How apparel brand Champion is taking its creator efforts global to resonate with Gen Z
Athletic apparel brand Champion wants to distinguish itself from its competitors by working with content creators globally rather than locally to better resonate with the Gen Z audience, which is reportedly more racially and ethnically diverse than previous generations.
By centering its influencer marketing efforts around relatability and authenticity with global creators focused on various hobbies, Champion aims to better connect with the Gen Z demographic.

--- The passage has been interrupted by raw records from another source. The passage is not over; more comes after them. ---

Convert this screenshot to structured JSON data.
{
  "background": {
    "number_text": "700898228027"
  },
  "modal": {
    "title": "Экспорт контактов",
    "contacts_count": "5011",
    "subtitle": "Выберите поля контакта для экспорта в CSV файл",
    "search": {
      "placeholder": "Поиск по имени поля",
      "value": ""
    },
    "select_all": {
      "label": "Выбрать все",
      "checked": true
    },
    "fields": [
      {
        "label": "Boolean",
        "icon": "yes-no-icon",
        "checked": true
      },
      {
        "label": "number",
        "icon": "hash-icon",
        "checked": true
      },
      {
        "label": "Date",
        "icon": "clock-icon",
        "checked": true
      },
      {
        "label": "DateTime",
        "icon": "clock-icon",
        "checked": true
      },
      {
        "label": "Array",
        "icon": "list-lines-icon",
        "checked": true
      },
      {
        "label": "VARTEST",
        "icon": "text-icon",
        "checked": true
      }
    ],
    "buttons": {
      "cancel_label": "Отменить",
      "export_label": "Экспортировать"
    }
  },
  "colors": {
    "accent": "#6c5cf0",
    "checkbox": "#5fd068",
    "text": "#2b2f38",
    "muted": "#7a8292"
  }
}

In the past, Champion strategically engaged with high-profile influencers like Kylie Jenner, Kendrick Lamar, and Teyana Taylor to effectively showcase its products via meticulously crafted social media campaigns.

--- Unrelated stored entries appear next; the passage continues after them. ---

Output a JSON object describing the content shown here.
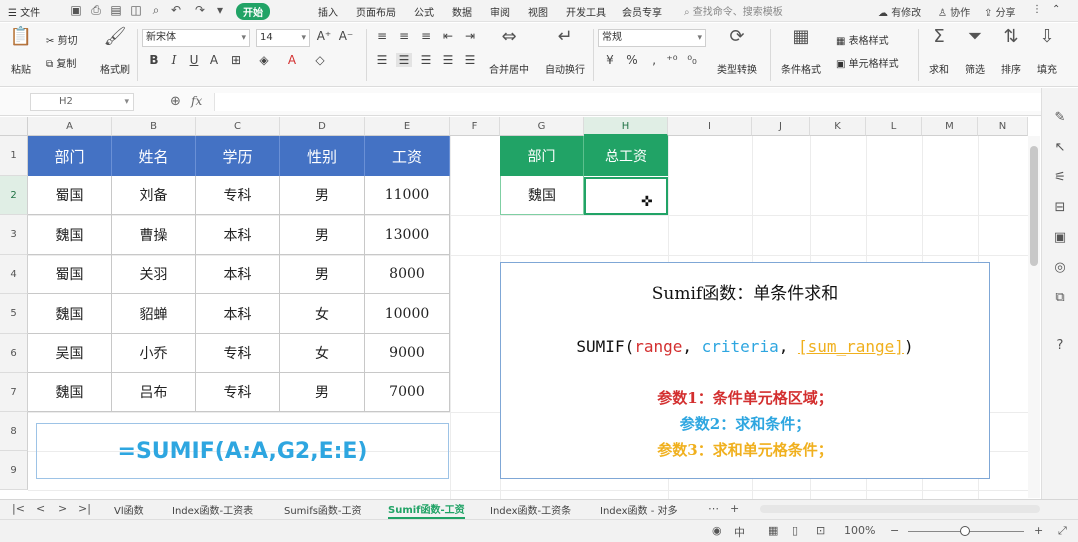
{
  "menu": {
    "file": "文件",
    "tabs": [
      "开始",
      "插入",
      "页面布局",
      "公式",
      "数据",
      "审阅",
      "视图",
      "开发工具",
      "会员专享"
    ],
    "search_placeholder": "查找命令、搜索模板",
    "right": [
      "有修改",
      "协作",
      "分享"
    ]
  },
  "ribbon": {
    "paste": "粘贴",
    "cut": "剪切",
    "copy": "复制",
    "format_painter": "格式刷",
    "font_name": "新宋体",
    "font_size": "14",
    "merge_center": "合并居中",
    "wrap_text": "自动换行",
    "number_format": "常规",
    "type_convert": "类型转换",
    "cond_format": "条件格式",
    "table_style": "表格样式",
    "cell_style": "单元格样式",
    "sum": "求和",
    "filter": "筛选",
    "sort": "排序",
    "fill": "填充"
  },
  "formula_bar": {
    "name_box": "H2",
    "fx": "fx"
  },
  "grid": {
    "columns": [
      "A",
      "B",
      "C",
      "D",
      "E",
      "F",
      "G",
      "H",
      "I",
      "J",
      "K",
      "L",
      "M",
      "N"
    ],
    "selected_column": "H",
    "rows": [
      "1",
      "2",
      "3",
      "4",
      "5",
      "6",
      "7",
      "8",
      "9"
    ],
    "selected_row": "2",
    "table": {
      "headers": [
        "部门",
        "姓名",
        "学历",
        "性别",
        "工资"
      ],
      "rows": [
        [
          "蜀国",
          "刘备",
          "专科",
          "男",
          "11000"
        ],
        [
          "魏国",
          "曹操",
          "本科",
          "男",
          "13000"
        ],
        [
          "蜀国",
          "关羽",
          "本科",
          "男",
          "8000"
        ],
        [
          "魏国",
          "貂蝉",
          "本科",
          "女",
          "10000"
        ],
        [
          "吴国",
          "小乔",
          "专科",
          "女",
          "9000"
        ],
        [
          "魏国",
          "吕布",
          "专科",
          "男",
          "7000"
        ]
      ]
    },
    "lookup": {
      "headers": [
        "部门",
        "总工资"
      ],
      "criteria": "魏国",
      "result": ""
    },
    "formula_display": "=SUMIF(A:A,G2,E:E)",
    "info": {
      "title": "Sumif函数：单条件求和",
      "syntax_prefix": "SUMIF(",
      "arg_range": "range",
      "sep1": ", ",
      "arg_criteria": "criteria",
      "sep2": ", ",
      "arg_sum_range": "[sum_range]",
      "syntax_suffix": ")",
      "param1": "参数1：条件单元格区域；",
      "param2": "参数2：求和条件；",
      "param3": "参数3：求和单元格条件；"
    }
  },
  "sheet_tabs": [
    "Vl函数",
    "Index函数-工资表",
    "Sumifs函数-工资",
    "Sumif函数-工资",
    "Index函数-工资条",
    "Index函数 - 对多"
  ],
  "active_sheet": "Sumif函数-工资",
  "status": {
    "zoom": "100%"
  },
  "colors": {
    "accent": "#21a366",
    "table_header": "#4472c4",
    "formula_text": "#2ea6e0",
    "param1": "#d32f2f",
    "param2": "#2ea6e0",
    "param3": "#f0b01e"
  }
}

The previous strategy had a notable lack of clarity regarding the essence of Champion, according to Vanessa LeFebvre, Champion’s global activewear president.
“It speaks volumes that we could use our platform to showcase what their purpose is and make sure that people understand [that] is actually more important than being a champion,” she said. “We wanted to make sure that we’re thinking about athletes, musicians, and artists that have a purpose greater than just the activity.”

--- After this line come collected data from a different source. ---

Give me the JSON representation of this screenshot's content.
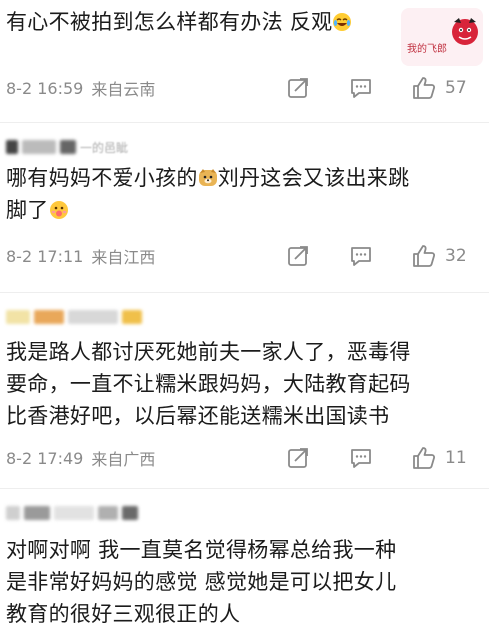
{
  "comments": [
    {
      "text_lines": [
        "有心不被拍到怎么样都有办法 反观"
      ],
      "emoji": "crying-laughing-emoji",
      "sticker_text": "我的飞郎",
      "date": "8-2 16:59",
      "location": "来自云南",
      "likes": "57"
    },
    {
      "username_fragment": "一的邑眦",
      "text_lines": [
        "哪有妈妈不爱小孩的",
        "刘丹这会又该出来跳",
        "脚了"
      ],
      "emoji_inline": "doge-emoji",
      "emoji_end": "hungry-emoji",
      "date": "8-2 17:11",
      "location": "来自江西",
      "likes": "32"
    },
    {
      "text_lines": [
        "我是路人都讨厌死她前夫一家人了，恶毒得",
        "要命，一直不让糯米跟妈妈，大陆教育起码",
        "比香港好吧，以后幂还能送糯米出国读书"
      ],
      "date": "8-2 17:49",
      "location": "来自广西",
      "likes": "11"
    },
    {
      "text_lines": [
        "对啊对啊 我一直莫名觉得杨幂总给我一种",
        "是非常好妈妈的感觉 感觉她是可以把女儿",
        "教育的很好三观很正的人"
      ]
    }
  ],
  "colors": {
    "text": "#1b1b1b",
    "meta": "#8a8a8a"
  }
}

The Champion brand has strategically featured a diverse array of creators across the world in its latest advertising effort. Its first six creators are from the United States (sneaker influencer Joshua Marin), United Kingdom (musician SignKid), Mexico (Las Diablillas, a formidable women’s softball team), Japan (painter and skateboarder Ryota Daimon), China (Cantonese rapper Soulhan) and Australia (activist and street artist Aretha Brown). The financial agreement between the parties was not disclosed.
Champion worked with influencer agency Flare Marketplace to identify creators who “authentically” embody Champion’s purpose-driven content, according to LeFebvre.
Aside from the global and passion focus of the influencers selected, the brand is inaugurating the “Champion Creators Program,” to honor creators from diverse backgrounds who exemplify the values of empowerment, artistic expression, and purpose. Through this program, eligible creators will receive product blanks and potentially secure funding of up to $50,000.
“It’s important that we believe that the message has its own power and that people are going to want to participate in it, because it’s not about us. It’s really about community inspiration,” LeFebvre said. “By creating an authentic conversation, we hope to create more future dialogues, to inspire people to share what [they] champion and for them to join our creator program.”
It is unclear how much of Champion’s advertising budget is allocated to this effort as LeFebvre declined to share budget specifics. Champion spent a little over $147,000 on advertising so far this year, down from $9 million in 2022, according to Vivvix, including paid social data from Pathmatics.
Champion’s move is an example of brands’ push to have meaningful partnerships with creators. Brands that take an authentic and transparent approach to mental health, often resonate more with younger consumers, according to CEO and founder of the creative agency Supreme, Nicholas Weatherhead.
“The biggest hurdles and concerns facing the industry right now is one that this campaign addresses perfectly: How do we tap into global markets through a singular campaign in a way that resonates with [everyone]?” posed Weatherhead.